Plastics News readers should be very familiar with MAPP and AMBA. But in the alphabet soup of trade associations, have you heard of ARPM?
Andrew Schunk has a good story about ARPM — the Association for Rubber Products Manufacturers — in our sister publication Rubber News. He notes that the Indianapolis-based group is now 13 years old and has 105 member companies.
I think of ARPM as like MAPP — the Manufacturers Association for Plastics Processors — except it's for rubber processors and their suppliers. Letha Keslar, the group's managing director — and a familiar face to everyone in the plastics sector — told Schunk that ARPM is "healthy and thriving."
That's in part because the group helped its members weather the challenges of the past 13 years, including the pandemic.
"We still hear from many company owners and presidents who tell us those conference calls and what we offered as far as educational forums and best practices during the pandemic helped them make it through," Keslar said. "Even through COVID we were running between 90 and 92 percent of participation with our membership, which was amazing."

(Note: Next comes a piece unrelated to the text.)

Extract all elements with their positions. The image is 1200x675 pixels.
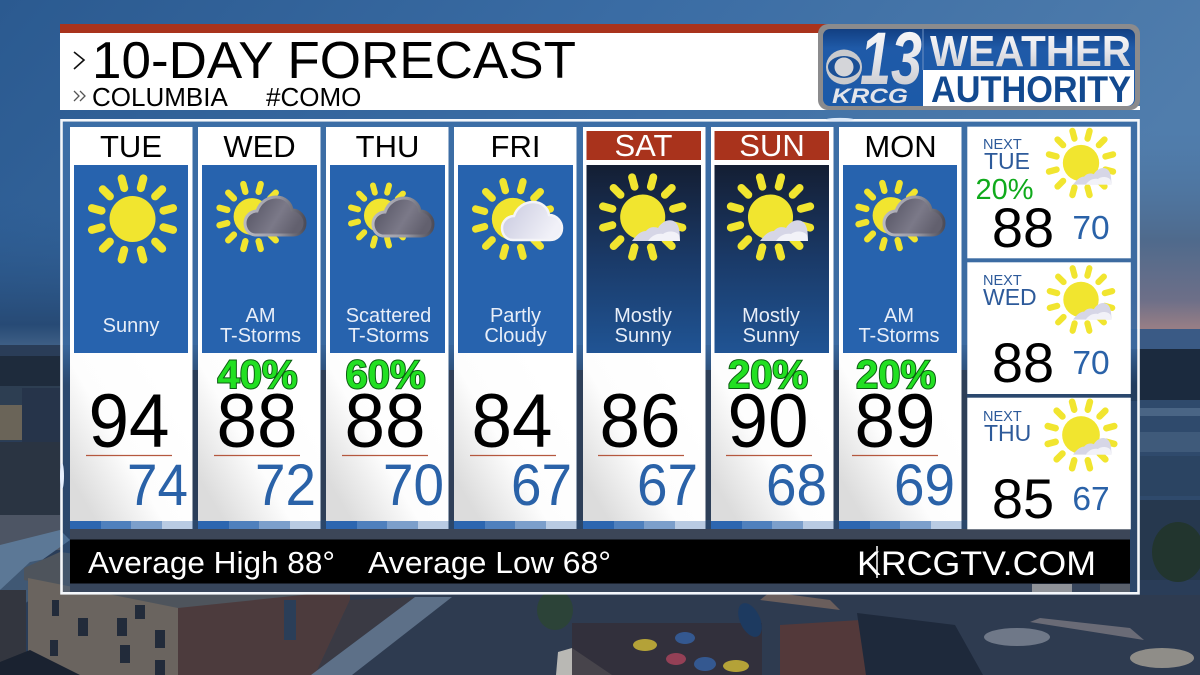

MAPP is a little older than ARPM, dating back to 1997. I wrote a column a few years ago with my take on how MAPP managed to thrive. The prescription sounds exactly like what Keslar is doing with ARPM.
AMBA, the American Mold Builders Association, is 51 years old, but it joined MAPP under Troy Nix's First Resources LLC umbrella in January 2010.
If plastics readers know ARPM, it may be because MAPP and the rubber group have co-hosted an annual safety conference. In fact, PN benefited from the relationship this year, because we got to run Schunk's safety conference coverage.